Who is the mysterious Frenchman 'Camille Nous' in 180 papers?
Science , an academic journal, introduces who this person is.
The Frenchman 'Camille Noûs', who suddenly appeared in 2020, has left his name as a co-author of 180 papers in fields such as astrophysics, molecular biology and ecology.
Who is Camille Noûs, the fictitious French researcher with nearly 200 papers? | Science | AAAS
In fact, Camille Nous is not a real person. Camille Nous is a fictional character devised by the Rogue ESR, a conservation group for researchers by researchers, in French with the common name for both men and women in France, 'Camille'. It is composed of the surname 'Noûs' which means 'us'.
RogueESR was protesting a research reform bill drafted in France in 2019. The bill calls for a 3% increase in national R & D spending by 2030, but at the same time calls for the introduction of new types of research jobs. Too much to seek this position, Rogue ESR was worried that some researchers would write a large number of low-value treatises using a research evaluation system based on indicators such as the number of publications and the number of citations.

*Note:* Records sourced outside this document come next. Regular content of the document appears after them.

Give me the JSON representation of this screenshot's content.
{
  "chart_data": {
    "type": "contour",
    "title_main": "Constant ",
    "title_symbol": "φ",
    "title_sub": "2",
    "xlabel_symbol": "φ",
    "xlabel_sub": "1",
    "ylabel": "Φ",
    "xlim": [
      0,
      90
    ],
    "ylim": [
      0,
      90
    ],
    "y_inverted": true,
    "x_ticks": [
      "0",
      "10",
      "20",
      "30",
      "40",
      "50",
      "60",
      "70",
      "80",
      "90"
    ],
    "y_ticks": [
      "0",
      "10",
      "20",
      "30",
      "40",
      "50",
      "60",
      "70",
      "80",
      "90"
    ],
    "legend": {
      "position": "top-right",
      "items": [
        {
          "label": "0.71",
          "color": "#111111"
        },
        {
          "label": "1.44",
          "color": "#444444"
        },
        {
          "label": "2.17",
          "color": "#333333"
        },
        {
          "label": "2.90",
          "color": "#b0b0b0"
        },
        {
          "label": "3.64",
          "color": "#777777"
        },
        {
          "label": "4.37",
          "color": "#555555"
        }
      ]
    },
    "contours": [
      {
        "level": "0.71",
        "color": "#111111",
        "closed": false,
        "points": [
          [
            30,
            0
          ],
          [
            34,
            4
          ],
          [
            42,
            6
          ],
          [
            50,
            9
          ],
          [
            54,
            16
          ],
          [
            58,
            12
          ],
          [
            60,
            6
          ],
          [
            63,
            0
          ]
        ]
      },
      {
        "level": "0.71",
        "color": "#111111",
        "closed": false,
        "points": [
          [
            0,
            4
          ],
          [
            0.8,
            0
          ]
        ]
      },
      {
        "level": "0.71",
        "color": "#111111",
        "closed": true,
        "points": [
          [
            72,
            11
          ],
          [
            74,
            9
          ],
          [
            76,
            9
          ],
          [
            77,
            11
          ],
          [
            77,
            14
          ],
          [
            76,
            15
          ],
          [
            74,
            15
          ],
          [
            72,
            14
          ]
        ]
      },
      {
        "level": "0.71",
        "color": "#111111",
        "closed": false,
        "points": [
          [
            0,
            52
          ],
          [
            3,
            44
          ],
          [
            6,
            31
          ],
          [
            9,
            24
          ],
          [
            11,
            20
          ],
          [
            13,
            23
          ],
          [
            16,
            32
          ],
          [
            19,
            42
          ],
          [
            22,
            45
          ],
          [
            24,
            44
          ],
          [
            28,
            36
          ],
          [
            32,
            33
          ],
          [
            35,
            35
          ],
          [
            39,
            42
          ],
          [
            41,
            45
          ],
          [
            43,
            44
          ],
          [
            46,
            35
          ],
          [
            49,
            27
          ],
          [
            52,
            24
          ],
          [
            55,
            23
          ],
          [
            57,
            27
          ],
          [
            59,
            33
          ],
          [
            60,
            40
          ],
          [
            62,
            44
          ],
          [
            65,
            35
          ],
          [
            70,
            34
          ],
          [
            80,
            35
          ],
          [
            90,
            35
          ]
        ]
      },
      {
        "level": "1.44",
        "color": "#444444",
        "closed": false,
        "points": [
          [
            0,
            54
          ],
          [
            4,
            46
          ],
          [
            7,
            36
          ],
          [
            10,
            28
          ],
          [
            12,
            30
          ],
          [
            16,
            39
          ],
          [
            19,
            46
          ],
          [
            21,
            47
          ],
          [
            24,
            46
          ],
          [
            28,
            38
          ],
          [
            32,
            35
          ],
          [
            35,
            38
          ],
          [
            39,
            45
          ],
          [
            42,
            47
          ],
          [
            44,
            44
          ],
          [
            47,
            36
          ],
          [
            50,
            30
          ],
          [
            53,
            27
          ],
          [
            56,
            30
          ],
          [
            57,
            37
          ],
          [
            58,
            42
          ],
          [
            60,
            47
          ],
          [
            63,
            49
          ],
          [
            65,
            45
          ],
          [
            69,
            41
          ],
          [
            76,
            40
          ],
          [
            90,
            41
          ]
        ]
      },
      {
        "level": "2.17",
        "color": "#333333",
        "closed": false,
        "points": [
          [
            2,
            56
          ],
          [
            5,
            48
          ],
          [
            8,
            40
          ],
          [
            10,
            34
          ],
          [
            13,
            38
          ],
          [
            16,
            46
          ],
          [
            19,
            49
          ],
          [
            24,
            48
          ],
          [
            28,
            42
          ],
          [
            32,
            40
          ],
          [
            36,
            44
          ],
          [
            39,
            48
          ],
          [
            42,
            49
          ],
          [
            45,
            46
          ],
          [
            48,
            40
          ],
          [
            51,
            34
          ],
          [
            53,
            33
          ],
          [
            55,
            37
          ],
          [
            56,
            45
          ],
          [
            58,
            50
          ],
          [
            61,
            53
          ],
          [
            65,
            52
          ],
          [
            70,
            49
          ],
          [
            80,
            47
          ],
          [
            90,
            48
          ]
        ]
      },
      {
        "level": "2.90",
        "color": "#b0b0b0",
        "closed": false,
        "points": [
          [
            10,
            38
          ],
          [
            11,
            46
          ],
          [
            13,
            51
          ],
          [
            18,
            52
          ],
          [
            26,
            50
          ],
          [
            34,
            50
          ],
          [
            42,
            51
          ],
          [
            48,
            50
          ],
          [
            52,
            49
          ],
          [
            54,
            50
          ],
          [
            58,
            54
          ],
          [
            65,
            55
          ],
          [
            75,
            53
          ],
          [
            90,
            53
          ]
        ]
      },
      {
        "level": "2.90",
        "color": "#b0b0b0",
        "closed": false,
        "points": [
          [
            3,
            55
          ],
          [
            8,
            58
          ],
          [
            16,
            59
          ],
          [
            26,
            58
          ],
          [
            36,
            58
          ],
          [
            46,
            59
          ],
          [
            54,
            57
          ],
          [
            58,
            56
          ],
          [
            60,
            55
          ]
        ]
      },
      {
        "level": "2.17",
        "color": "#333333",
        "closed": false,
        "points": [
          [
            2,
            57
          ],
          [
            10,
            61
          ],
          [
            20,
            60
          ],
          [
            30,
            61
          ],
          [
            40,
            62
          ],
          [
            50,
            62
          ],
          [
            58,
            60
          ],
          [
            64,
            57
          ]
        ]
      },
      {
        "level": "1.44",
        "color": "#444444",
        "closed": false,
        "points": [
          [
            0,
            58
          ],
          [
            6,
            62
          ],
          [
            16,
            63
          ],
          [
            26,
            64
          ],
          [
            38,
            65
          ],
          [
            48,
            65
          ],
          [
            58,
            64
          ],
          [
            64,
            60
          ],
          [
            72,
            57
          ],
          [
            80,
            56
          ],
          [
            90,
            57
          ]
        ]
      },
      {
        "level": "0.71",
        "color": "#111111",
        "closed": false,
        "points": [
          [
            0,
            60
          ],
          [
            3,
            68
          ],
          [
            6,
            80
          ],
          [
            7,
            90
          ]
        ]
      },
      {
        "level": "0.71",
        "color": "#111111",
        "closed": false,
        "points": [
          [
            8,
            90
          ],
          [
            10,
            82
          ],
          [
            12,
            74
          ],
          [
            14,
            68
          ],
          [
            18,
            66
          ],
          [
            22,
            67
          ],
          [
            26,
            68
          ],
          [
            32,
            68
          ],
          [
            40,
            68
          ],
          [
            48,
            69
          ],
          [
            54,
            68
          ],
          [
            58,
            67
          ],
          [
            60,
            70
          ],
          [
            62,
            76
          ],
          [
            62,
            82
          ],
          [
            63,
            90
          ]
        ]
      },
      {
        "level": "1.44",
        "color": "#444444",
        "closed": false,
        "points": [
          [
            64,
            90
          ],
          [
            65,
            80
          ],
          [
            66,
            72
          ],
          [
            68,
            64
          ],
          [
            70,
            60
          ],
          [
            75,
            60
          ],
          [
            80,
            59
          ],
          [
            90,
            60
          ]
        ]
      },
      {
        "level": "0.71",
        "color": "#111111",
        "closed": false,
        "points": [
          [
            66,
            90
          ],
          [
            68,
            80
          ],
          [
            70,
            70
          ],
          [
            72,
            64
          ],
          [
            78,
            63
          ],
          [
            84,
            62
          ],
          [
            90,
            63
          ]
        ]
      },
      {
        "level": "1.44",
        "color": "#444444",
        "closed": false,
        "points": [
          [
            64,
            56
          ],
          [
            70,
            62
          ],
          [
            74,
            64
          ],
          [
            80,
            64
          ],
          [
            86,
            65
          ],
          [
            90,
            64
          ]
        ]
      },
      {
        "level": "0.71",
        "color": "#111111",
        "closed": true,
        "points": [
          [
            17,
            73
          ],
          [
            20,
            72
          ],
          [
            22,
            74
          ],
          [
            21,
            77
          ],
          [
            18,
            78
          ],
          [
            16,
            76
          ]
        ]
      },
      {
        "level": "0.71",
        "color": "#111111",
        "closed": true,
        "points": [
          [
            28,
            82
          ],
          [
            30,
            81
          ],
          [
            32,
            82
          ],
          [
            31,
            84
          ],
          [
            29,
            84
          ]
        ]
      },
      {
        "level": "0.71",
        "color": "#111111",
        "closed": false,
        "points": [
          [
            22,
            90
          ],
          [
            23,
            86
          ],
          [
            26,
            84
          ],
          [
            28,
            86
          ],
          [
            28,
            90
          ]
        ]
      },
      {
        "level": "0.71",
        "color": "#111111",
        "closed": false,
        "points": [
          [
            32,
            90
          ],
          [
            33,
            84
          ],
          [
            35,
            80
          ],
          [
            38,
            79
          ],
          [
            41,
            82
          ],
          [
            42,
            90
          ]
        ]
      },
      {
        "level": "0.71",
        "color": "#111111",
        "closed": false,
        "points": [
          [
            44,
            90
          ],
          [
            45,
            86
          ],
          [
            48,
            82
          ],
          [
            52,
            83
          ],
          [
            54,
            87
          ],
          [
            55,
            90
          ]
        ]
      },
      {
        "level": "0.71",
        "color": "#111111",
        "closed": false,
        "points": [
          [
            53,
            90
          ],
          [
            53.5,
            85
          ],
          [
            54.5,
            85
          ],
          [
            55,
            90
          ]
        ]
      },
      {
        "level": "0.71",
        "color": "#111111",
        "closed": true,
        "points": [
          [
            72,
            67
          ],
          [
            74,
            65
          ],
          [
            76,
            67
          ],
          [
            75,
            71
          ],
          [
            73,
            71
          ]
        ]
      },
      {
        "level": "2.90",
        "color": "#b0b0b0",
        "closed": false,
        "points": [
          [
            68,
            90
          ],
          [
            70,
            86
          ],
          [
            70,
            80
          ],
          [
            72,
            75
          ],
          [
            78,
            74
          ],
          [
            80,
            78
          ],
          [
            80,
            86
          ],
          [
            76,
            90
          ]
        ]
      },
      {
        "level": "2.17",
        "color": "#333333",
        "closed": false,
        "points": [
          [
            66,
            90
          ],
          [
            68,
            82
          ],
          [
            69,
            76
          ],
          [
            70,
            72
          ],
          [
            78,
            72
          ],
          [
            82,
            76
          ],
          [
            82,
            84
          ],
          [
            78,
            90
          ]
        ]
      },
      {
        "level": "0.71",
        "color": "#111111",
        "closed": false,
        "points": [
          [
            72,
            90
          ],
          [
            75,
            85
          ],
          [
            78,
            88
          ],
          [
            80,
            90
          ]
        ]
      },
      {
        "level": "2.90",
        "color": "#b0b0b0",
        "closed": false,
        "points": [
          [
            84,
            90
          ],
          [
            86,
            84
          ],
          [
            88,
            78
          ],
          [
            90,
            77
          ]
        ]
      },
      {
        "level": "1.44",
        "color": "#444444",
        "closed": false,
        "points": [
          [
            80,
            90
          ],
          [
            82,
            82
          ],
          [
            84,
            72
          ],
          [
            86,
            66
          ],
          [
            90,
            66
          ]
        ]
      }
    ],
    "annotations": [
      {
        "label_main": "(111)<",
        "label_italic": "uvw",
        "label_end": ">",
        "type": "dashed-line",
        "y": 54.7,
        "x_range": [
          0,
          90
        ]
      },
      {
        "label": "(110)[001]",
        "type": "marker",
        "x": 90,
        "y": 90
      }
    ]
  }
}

Therefore, Rogue ESR started an experiment 'What happens if a fictitious researcher is included in the co-authors?' As a result of researchers supporting Rogue ESR adding the name of Camille Nous as a co-author of his own treatise, the total number of treatises bearing the name of Camille Nous has reached 180 at the time of writing. Rogue ESR describes Camille Nous as 'adding the name Camille Nous to the paper with the aim of embodying collective efforts in science and protesting the quantitative evaluation of individuals.'
However, adding a fictitious person to the co-author of a treatise poses a number of problems. Lisa Rasmussen, a bioethicist at the University of North Carolina at Charlotte, said, 'Co-authoring a treatise means taking responsibility for the treatise, which is not possible with a fictional character. Camille. When the value of Noose's name is severely compromised, the author of the treatise can lose credibility. '
The Royal Society of Edinburgh and the academic journal ' Solar Physics ' have already announced a policy of not accepting treatises bearing the name of Camille Noose, and criticisms of Rogue ESR's activities have been raised. 'The big goal of an open and collaborative organization is commendable, but if you want to be a co-author, you have to meet that requirement,' Rasmussen said.